7 h. Nous nous levons, faisons nos derniers préparatifs, faisons nos adieux à Rebecca et prenons la direction de l'arrêt de bus nord. On nous a dit hier que, en plus du bus Jett extrêmement matinal, des bus locaux et des taxis collectifs partent également pour la frontière. Nous indiquons donc à notre chauffeur de taxi que nous voulons aller à l'arrêt nord puis poursuivre vers la frontière à la passerelle King Hussein, ce à quoi il nous conduit directement à l'arrêt, en plein milieu d'un groupe de chauffeurs de taxi. Je veux dire à Lea que j'ai déjà vécu ça auparavant, lorsque nous voulions aller à Salt depuis ici, quand je vois l'un des chauffeurs de taxi tirer mon grand sac à dos de voyage du coffre de notre voiture pour le ramasser. Lea et moi commençons alors à intervenir bruyamment depuis notre voiture où nous sommes encore assis. Cependant, il s'avère que tout est en ordre. Les taxis collectifs d'aujourd'hui ne sont pas des minibus comme d'habitude, mais ces taxis jaunes ordinaires qui vont à la frontière pour le même prix. Nous sommes donc emmenés avec deux autres passagers à la passerelle King Hussein.

... où le jeu déjà connu nous attend : remettre le passeport du côté jordanien, payer les frais de sortie, après une attente, aller à la frontière israélienne en navette, là où un contrôle des bagages et des personnes a lieu. Ensuite, l'interrogatoire. Dans la situation tendue actuelle entre Israël et la Palestine, il est particulièrement important de ne pas éveiller de soupçons. Si l'agent des frontières savait que nous allions directement en Cisjordanie depuis ici, il ne nous délivrerait certainement pas de visa. Lorsque l'agent nous demande où nous voulons aller, nous ne disons donc pas Jérusalem et Tel Aviv, mais mentionnons l’auberge Cinema à Jérusalem, où j'étais à l'époque avec Hanni. Il veut également savoir quand nous rentrons en Allemagne. Fin février, je lui dis, il veut alors voir le billet d'avion.

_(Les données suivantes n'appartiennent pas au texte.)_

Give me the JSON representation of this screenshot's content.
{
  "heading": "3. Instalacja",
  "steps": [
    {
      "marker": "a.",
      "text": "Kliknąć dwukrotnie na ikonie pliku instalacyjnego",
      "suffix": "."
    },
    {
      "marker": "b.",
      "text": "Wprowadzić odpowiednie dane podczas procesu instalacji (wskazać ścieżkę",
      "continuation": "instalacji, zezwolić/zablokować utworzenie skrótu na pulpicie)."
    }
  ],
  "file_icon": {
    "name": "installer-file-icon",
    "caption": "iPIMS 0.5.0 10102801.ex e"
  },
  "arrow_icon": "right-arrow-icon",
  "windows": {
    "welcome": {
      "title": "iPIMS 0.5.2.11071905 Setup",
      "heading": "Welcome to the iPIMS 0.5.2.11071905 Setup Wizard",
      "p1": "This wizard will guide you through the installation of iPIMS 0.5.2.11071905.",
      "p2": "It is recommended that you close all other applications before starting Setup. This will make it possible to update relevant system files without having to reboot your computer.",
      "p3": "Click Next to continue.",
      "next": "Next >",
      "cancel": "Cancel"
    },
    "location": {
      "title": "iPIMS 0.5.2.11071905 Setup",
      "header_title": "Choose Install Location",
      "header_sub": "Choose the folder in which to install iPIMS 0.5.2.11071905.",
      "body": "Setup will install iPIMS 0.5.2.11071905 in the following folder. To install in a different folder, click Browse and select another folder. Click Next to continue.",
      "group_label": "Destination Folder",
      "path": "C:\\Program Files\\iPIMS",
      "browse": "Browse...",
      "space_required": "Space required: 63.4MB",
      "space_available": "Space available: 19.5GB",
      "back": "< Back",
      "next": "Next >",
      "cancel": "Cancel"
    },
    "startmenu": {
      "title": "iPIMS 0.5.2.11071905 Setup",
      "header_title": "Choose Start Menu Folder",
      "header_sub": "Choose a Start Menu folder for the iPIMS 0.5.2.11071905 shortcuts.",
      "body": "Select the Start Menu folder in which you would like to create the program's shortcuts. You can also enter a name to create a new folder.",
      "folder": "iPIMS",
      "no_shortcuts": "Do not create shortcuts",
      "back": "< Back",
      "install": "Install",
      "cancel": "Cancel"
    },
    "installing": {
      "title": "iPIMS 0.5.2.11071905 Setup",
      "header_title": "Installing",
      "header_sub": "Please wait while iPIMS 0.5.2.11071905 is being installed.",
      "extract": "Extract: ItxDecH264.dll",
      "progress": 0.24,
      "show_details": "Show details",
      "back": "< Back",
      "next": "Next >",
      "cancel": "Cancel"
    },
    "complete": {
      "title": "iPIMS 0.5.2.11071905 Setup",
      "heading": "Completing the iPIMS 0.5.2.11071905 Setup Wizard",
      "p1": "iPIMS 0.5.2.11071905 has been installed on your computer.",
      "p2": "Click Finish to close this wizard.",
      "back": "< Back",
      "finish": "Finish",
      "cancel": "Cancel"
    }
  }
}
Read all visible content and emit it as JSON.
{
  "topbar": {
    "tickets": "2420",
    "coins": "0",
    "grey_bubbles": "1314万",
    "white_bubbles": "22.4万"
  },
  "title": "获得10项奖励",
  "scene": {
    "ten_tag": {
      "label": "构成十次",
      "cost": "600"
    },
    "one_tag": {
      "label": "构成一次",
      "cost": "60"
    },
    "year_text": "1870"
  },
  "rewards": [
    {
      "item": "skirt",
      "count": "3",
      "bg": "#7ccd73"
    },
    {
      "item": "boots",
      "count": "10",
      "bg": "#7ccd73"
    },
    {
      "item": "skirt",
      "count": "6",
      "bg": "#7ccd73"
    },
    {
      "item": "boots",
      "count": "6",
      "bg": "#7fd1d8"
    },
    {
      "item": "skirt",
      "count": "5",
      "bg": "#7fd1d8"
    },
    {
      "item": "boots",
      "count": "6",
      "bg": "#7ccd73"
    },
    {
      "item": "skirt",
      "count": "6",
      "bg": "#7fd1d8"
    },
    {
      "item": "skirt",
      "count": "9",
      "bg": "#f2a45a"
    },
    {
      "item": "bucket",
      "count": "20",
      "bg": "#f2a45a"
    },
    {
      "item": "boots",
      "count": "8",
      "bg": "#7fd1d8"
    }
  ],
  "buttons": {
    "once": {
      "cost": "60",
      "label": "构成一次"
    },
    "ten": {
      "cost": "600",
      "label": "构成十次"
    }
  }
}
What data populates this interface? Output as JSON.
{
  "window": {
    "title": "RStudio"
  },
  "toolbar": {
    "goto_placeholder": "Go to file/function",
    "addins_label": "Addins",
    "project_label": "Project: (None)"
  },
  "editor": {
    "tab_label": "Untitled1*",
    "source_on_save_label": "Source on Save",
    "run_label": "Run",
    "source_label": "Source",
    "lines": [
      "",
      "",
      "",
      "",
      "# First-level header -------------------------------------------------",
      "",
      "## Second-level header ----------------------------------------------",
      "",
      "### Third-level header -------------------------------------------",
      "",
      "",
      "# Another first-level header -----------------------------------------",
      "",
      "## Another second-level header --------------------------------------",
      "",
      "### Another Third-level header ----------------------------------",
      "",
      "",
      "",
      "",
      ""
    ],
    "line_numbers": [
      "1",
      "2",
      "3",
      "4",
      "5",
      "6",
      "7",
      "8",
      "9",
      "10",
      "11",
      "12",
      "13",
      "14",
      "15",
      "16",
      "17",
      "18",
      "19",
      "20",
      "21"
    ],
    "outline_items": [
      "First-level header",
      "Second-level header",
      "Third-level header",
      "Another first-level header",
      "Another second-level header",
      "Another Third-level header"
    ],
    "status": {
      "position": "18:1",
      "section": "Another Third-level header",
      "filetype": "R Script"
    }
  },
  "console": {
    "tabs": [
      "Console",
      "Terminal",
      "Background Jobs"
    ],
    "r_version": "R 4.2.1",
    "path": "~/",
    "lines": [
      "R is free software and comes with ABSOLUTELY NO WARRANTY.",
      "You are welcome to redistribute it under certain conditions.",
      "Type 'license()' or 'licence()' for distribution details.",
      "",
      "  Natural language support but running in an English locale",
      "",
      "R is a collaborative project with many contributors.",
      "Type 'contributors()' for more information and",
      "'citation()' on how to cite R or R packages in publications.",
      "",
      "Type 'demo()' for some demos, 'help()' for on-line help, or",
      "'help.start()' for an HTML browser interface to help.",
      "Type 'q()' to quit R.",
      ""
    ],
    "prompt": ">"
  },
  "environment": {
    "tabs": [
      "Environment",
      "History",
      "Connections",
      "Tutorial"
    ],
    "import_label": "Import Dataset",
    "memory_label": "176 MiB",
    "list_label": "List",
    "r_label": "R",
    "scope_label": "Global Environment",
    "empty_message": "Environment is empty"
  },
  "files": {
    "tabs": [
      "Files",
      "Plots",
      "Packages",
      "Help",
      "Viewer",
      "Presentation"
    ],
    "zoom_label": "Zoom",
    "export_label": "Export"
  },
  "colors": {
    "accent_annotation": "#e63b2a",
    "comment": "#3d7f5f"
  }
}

Le billet d'avion. Cette fois, il n'est pas mensonger de dire que je ne l'ai pas avec moi. Je suis néanmoins prêt à chercher une confirmation dans mes emails sur mon téléphone, quand il me dit que c'est bon. Et il nous remet nos passeports avec les visas. Ouf. C'est fait.

Nous retirons encore quelques shekels israéliens, puis nous montons dans l'un des grands bus rouges qui vont à Jéricho. De là, très près de la frontière, nous voulons commencer notre voyage. Ce que signifie « très près », nous le réalisons après 5 minutes de trajet - nous y sommes déjà. Un peu confus, nous regardons par la fenêtre du bus. Nous nous tenons devant un immense bâtiment, devant lequel quelques hommes déchargent déjà les bagages du bus. Nous attendons un moment de voir ce que font les autres passagers et les suivons ensuite à l'intérieur du bâtiment.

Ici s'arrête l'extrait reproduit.